I train in the night when all are sleeping.
The tree gnomes tell me that sleeping is for the weak

During the day I sleep if I can..
Woken by mother who just doesn’t understand

Mom and Dad tell me I’m getting worse.
I see it in their eyes…I’m a burdensome curse

I can’t work because of the voices…
I’ve done some things, made some bad choices

But now it’s okay because of the gnomes
My family will see once the plan is complete
They will be so proud…

I would tell them now but it would put them in danger
The gnomes reassure me that it will all be better soon

Tonight is the night my mission is soon
I have all the items and I’m locked in my room

Thank you kind gnomes for all of your help
The moment is now…
I am ready to travel

I have the knives around my waste and I’m in position
I know how to travel because I’ve really listened

The tree gnomes are smiling, it’s time to travel.
They are chanting my name as I climb on the dresser

I will see my family when I return
They will be so proud, I’m a warrior they’ll learn

I wave goodbye to MY EMPTY ROOM
Jump off the dresser, the noose tightens so soon

I CAN’T  BREATH, I CAN’T BREATH
WHY DIDN’’T I TRAVEL?

CHOKING I SEE ALL THE GNOMES
LAUGHING…CACKLING

I don’t understand why are they laughing, I’m Dying
I’m Dying, and they are just Laughing

My Parents break in but it was to late
My dead body dangles with knives around my waste.
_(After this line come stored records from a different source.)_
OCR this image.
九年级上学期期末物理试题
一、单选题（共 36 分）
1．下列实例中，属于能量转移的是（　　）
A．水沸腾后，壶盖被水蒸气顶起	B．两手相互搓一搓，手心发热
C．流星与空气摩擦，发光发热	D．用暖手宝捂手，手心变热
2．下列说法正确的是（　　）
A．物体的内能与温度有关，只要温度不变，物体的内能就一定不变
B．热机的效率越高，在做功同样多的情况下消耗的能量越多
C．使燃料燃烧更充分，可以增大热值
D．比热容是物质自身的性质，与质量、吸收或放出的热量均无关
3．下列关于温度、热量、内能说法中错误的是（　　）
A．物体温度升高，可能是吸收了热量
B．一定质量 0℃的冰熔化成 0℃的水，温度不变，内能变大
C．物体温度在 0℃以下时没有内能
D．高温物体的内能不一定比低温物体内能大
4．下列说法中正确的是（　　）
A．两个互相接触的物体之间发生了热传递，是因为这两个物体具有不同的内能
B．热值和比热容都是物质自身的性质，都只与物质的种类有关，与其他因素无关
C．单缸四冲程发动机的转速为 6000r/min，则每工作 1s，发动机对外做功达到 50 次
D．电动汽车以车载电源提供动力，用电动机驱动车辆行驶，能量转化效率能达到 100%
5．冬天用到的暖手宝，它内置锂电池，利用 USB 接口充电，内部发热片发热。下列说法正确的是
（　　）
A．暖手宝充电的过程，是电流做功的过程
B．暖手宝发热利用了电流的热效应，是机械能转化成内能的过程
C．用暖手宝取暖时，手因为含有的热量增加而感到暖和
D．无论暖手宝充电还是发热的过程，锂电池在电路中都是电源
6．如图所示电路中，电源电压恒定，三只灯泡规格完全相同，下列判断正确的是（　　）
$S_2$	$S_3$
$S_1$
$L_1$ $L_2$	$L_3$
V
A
Pinned to my chest it says I’m a warrior

It says Ill be loved once I fix the gnome border

My parents cry…
I died all alone, there were no tree gnomes and I…
Am no warrior

I’m just a dead schizophrenic kid,
That wanted the love his parents couldn't give
I am dead with demons in my head

Wednesday, June 15, 2011

Mind Puddle Madness

photo.JPG
Illustration: Dickie Gonzo



Mind Puddle Madness

It is early in the morning and I am awake

This day so it seems is mine to take

Thinking about time as it quickly passes by

I know what awaits; I just want to die

The darkness shifts slowly as I gaze at the sky

Why does this happen oh Lord I cry

The light in the car hurts my eyes

I'm just a product of Time's Demise

Bars on the windows and shelves without books

I turn from the mirror for it reveals my True looks

I sit on the floor and I began to rock

Wishing Time's madness would just fucking stop

Pulses of pain beat inside my brain

Thunder in my heart as my thoughts fall like rain

Black heavy shadows with hollowed out eyes

This world is nothing but pain and rich lies

Why won't they stop, these racing thoughts

Ravaging my mind as it thickens the plot

Waving goodbye as the Time passes by

Standing in the puddle from the thoughts my mind cries.